A minha Martinha

Inês Teotónio Pereira
DN2016.06.25
O meu filho diz que eu e o pai temos 3 anos. Faz sentido: só somos pais dele há três anos. É o filho mais novo e para ele a Terra não gira à volta do Sol mas à volta dele. No outro dia apanhou uma flor - mais uma para mim, pensei. Mas não: "É para a minha Martinha", disse ele. A Martinha tem o cabelo preto ondulado. É linda e um bocadinho mais baixa do que ele. Tem bochechas de bebé e não há boneca que lhe chegue aos calcanhares. Eu encanto-me com o "minha" quando ele fala da Martinha. É verdade que para o meu filho é tudo dele. A casa é dele, a escola é dele, o carro é dele e até o Ruca é dele. Mas a Martinha é dele doutra maneira. É dele porque gosta dela e não por posse. Com a Martinha ele porta-se bem. É ela que às vezes o manda para trás como qualquer menina com qualquer rapaz. Se calhar não vão ser amigos para sempre. Ou vão. Se calhar nunca mais se vão ver quando mudarem de escola. Mas não interessa. O que interessa é a flor. Dizem os especialistas que é aos 3 anos que as crianças começam a interagir verdadeiramente com outras crianças, a conquistarem amigos e a brincarem juntos. A dar coisas até. Também não interessa: qualquer explicação sociológica sobre esta flor polui a história e murcha a flor. O que interessa é que ele é querido e ela a querida dele. Ele é um trapalhão a falar e pega na flor com a mão toda. Esborracha flores. Mas, se falasse bem, se calhar não tinha apanhado a flor e se soubesse pegar nelas se calhar tinha vergonha de a dar. O que é mesmo giro nas crianças é que elas não falam, aquilo que se faz é que lhes interessa.
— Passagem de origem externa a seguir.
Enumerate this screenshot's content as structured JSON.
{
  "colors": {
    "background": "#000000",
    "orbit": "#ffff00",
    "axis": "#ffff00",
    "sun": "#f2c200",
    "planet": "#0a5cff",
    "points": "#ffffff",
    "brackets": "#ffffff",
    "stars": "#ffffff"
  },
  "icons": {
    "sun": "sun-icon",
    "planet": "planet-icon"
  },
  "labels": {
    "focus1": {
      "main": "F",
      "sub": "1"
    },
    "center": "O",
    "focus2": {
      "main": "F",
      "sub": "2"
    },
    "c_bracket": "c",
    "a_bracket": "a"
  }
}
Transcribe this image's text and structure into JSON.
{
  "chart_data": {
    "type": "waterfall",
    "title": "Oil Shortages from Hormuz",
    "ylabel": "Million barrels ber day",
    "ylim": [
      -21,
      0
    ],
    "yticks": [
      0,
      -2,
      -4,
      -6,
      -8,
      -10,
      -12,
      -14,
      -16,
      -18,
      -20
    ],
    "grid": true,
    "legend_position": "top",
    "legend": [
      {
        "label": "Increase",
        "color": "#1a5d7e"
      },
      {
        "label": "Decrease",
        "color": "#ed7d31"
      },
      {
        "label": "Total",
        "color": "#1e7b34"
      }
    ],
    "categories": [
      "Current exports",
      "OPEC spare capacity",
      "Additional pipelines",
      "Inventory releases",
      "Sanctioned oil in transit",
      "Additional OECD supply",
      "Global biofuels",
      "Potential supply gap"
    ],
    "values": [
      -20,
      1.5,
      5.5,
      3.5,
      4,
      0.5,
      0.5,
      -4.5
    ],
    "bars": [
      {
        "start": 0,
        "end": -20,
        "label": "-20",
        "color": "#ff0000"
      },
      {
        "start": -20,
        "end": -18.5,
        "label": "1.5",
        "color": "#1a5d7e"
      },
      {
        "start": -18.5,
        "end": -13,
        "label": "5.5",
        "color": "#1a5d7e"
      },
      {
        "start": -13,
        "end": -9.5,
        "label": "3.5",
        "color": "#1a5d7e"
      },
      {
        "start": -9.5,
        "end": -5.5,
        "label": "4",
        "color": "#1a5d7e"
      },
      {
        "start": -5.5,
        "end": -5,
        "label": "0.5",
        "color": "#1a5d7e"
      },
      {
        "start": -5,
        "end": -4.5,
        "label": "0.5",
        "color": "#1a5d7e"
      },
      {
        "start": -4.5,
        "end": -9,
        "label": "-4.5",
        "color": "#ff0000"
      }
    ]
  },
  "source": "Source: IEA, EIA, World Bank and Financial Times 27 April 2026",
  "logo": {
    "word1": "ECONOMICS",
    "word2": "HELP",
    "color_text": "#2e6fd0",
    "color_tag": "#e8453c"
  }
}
Elas não combinam brincadeiras: brincam; não fazem declarações de amor: dão pedras, flores ou lagartixas. Um bocado de relva também serve. Se falassem, as crianças estragavam tudo. Assim como nós estragamos quando nos empenhamos em educar ou a estreitar relações com conversas. No final do dia aquilo que interessa é dar. E qualquer coisa serve. Não sei o que é que a Martinha fez com a flor ou sequer se ela chegou inteira às suas mãos. Ele diz que sim, mas o que ele diz vale o que vale. O que vale é que ele tenha pedido colo para chegar à flor que queria dar à "minha Martinha". O resto é conversa de treta.